Starting in 1995, the station has also conducted scheduled releases from the Walters power house, which Crawford says provides predictable flows for paddlers who take trips to Pigeon River rafting businesses that operate along the stream. In 2017, she says, 200,000 rafters, canoeists and kayakers spent time on Pigeon River.
Decisions, decisions
The Community Foundation of Western North Carolina awards grants through the Pigeon River Fund twice per year ― once in March and once in September.
In a given year, $400,000 to $500,000 will be awarded through the fund, says senior program officer Tara Scholtz. Organizations can submit applications online during the six-week application period. Scholtz vets each funding application and passes the approved applications to the eight-member Pigeon River Fund Advisory Committee, whose members are appointed by the N.C. Department of Environmental Quality. Most projects will also receive a site visit before the advisory committee makes its final decision.
In order for organizations to receive money from the Pigeon River Fund, they must present a project that meets at least one of the program’s four objectives: improving surface water quality, enhancing fish and wildlife management habitats, expanding public use and access to waterways, and increasing citizens’ awareness about their roles in protecting their resources.
“It doesn’t have to do all of these,” Scholtz says. “It needs to do at least one of them.”
Practical application
RiverLink, another environmental nonprofit based in Asheville, received $26,000 from the Pigeon River Fund this year to help expand its watershed education program, which gives students in third through eighth grades an opportunity to learn about aquatic ecosystems firsthand.
“Oftentimes classrooms are limited by time or accessibility,” says Justin Young, the program manager for RiverLink, “and so we were trying to come up with ways to bring the stream into the classroom for them.”
The money that the organization has received this grant cycle will help pay for seven dissecting microscopes; a portable stream table, which produces a miniaturized water system to demonstrate the dynamics of streams and rivers; and a backpack electrofisher, a tool that gives a light shock to fish so that researchers can take inventory of aquatic populations.
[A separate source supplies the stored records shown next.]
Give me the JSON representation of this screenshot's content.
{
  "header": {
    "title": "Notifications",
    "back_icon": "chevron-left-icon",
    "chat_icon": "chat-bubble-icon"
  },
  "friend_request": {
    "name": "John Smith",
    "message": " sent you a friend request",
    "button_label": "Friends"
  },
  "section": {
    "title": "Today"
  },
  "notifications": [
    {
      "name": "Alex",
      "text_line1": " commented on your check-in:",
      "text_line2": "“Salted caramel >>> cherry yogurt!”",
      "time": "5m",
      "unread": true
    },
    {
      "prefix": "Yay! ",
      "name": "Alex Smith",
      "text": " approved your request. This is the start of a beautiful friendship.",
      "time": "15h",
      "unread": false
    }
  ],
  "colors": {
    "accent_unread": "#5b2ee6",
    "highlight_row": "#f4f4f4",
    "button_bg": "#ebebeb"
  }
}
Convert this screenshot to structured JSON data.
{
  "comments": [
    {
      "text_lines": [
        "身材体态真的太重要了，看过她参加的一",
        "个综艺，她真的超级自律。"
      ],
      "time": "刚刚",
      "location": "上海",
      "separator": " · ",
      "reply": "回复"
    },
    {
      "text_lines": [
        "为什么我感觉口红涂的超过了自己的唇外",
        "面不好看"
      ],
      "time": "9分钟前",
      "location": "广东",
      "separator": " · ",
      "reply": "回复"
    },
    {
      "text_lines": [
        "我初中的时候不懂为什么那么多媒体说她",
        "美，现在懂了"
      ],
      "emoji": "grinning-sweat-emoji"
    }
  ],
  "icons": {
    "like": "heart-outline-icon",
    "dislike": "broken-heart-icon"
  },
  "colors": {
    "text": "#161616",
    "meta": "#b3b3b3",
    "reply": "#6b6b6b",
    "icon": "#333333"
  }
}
Garrett Artz, the executive director of RiverLink, says the organization receives a significant amount of funding from the N.C. Clean Water Management Trust Fund, which offers upwards of several hundred thousand dollars in funding compared to the Pigeon River Fund’s typical range of $5,000 to $35,000.
But the Pigeon River Fund does play an important role in expanding the organization’s funding capacity, supplementing the matches RiverLink must provide to receive funding from the state.
“Sometimes we may not be able to reach for those several hundred thousand dollars if we didn’t have the Pigeon River Fund there to support us on those important matches,” Artz says.
In past cycles, Asheville GreenWorks has used the funding to foster its Youth Environmental Leadership Program, which recruits youths from low-income communities to participate in water quality testing, educational programs and environmental cleanups.
As with other competitive grants, Chavez says, organizations are never guaranteed money from the Pigeon River Fund from one cycle to the next.
“They do a site visit with us and we have to make sure that we justify why this is a fundable project and why they should support it,” she says, “so we’re always happy when we do receive the funding.”